I am stuck at one point and will appreciate if the community can guide me. I have a final expression as part my research which looks something like following:
$$I = \frac{X}{G(\gamma)}$$
where $G(\gamma) = 1+d\cos(\gamma)$ and $\gamma$ is the angle with which the Gain $G$ is defined and $d$ is the directivity.
Similarly, $X = \pi (\epsilon r)^{-\alpha}[\lambda_1(P_1)^{2/\alpha} + \kappa\lambda_2(P_2)^{2/\alpha}]$.

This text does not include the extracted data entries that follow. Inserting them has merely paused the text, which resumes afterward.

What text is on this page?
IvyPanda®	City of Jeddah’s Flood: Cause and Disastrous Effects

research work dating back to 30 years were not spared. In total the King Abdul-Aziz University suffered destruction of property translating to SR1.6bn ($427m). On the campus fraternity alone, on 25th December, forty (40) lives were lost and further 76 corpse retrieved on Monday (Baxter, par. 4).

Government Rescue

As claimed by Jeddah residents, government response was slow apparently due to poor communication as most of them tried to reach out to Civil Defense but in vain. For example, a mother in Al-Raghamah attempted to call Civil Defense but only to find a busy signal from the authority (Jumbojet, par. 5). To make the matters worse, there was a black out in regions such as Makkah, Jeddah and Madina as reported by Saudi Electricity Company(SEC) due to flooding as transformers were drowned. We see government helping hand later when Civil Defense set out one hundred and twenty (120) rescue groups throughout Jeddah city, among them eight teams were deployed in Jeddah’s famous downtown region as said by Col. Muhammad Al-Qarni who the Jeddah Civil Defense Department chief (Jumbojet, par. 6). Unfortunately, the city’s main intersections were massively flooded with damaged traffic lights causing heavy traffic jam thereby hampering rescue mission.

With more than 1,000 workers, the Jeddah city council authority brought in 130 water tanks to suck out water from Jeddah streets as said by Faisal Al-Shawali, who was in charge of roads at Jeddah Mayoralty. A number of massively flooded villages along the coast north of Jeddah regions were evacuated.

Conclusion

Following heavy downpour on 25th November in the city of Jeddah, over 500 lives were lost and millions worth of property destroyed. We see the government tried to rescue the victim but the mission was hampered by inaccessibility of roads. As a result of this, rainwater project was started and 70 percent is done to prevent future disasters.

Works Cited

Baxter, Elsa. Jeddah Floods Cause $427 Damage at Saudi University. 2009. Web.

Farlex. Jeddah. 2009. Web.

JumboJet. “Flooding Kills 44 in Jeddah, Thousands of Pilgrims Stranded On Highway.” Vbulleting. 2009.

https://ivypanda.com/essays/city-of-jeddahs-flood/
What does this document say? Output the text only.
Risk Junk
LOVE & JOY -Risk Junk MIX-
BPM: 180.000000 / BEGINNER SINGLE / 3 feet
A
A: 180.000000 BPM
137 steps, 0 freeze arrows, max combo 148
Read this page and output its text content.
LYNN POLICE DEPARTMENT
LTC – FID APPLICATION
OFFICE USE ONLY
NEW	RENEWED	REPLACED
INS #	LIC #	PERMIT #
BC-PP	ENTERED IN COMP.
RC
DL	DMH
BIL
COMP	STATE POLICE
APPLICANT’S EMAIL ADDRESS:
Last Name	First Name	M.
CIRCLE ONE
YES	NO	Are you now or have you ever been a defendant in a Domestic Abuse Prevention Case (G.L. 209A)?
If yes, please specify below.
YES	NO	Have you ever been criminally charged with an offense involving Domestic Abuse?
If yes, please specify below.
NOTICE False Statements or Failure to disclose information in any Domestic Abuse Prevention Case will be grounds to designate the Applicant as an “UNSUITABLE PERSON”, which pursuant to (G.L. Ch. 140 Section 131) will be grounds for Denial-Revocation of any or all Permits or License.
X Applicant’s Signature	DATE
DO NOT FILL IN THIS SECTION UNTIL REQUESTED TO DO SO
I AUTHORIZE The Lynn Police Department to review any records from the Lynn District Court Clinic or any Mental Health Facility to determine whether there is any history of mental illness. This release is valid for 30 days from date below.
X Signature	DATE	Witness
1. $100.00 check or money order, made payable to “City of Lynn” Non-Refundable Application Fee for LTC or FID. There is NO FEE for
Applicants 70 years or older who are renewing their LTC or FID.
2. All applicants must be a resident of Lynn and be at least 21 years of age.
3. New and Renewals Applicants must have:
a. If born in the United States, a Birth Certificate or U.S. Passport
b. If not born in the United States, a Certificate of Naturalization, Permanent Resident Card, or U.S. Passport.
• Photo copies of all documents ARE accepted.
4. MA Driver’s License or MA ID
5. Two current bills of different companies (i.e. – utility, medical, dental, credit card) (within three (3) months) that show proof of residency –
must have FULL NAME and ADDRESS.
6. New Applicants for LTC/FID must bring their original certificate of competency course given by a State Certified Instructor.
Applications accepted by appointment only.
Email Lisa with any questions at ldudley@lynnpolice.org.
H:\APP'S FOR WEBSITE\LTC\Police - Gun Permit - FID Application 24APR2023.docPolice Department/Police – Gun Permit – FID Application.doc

I want to take the average of Gain over angles $\gamma \in [-\pi/2, \pi/2]$, I get $\int_{-\pi/2}^{\pi/2} \frac{G}{\pi} = 1+\frac{2d}{\pi}$. However, I am not sure if I can directly do this for $I$. Which one should I do
$I' = \frac{X}{\pi}\int_{-\pi/2}^{\pi/2}\frac{1}{1+d\cos(\gamma)} d\gamma$
$I' = \frac{\pi X}{\int_{-\pi/2}^{\pi/2} [1+d\cos(\gamma) ]d\gamma}$
$$I=\dfrac{X}{G(\gamma)}$$
If you want to take the average of Gain over angles $\gamma \in [\dfrac{-\pi}{2},\dfrac{\pi}{2}]$,then
$$\dfrac{1}{\pi}\int_{-\pi/2}^{\pi/2}G.d\gamma =\dfrac{1}{\pi}\int_{-\pi/2}^{\pi/2}[1+dcos(\gamma)]d\gamma=1+\dfrac{2d}{\pi} $$
If you want to take the average of $I$ over angles $\gamma \in [\dfrac{-\pi}{2},\dfrac{\pi}{2}]$,then
$$\dfrac{1}{\pi}\int_{-\pi/2}^{\pi/2}I.d\gamma =\dfrac{1}{\pi}\int_{-\pi/2}^{\pi/2}\dfrac{X}{1+dcos(\gamma)}d\gamma =\dfrac{2}{\pi}\int_{0}^{\pi/2}\dfrac{X}{1+dcos(\gamma)}d\gamma $$
Substituting $cos(\gamma)=\dfrac{1-tan^2(\gamma /2)}{1+tan^2(\gamma /2)}$, and taking $tan(\gamma /2)=t$
$$\dfrac{2}{\pi}\int_{0}^{\pi/2}\dfrac{X}{1+d\dfrac{1-tan^2(\gamma /2)}{1+tan^2(\gamma /2)}}d\gamma=\dfrac{2}{\pi}\int_{0}^{1}\dfrac{2X}{(1+d)+(1-d)t^2}dt$$$$=\dfrac{4X}{\pi\sqrt{(1+d)(1-d)}} \arctan(\sqrt{\dfrac{1-d}{1+d}}) $$
If you want to calculate $I$ with the averaged value of Gain, then
$$I=\dfrac{X}{1+\dfrac{2d}{\pi}}$$
EDIT:
$d$ is antenna directivity, and is always $\geq 1$.
$$=\dfrac{2}{\pi}\int_{0}^{1}\dfrac{2X}{(1+d)+(1-d)t^2}dt=\dfrac{2}{\pi}\int_{0}^{1}\dfrac{2X}{(d+1)-(d-1)t^2}dt$$.$$=\dfrac{2}{\pi(d-1)}\int_{0}^{1}\dfrac{2X}{\dfrac{d+1}{d-1}-t^2}dt=\dfrac{2X}{\pi\sqrt{(d+1)(d-1)}}ln\dfrac{\sqrt{d+1}+\sqrt{d-1}}{\sqrt{d+1}-\sqrt{d-1}}$$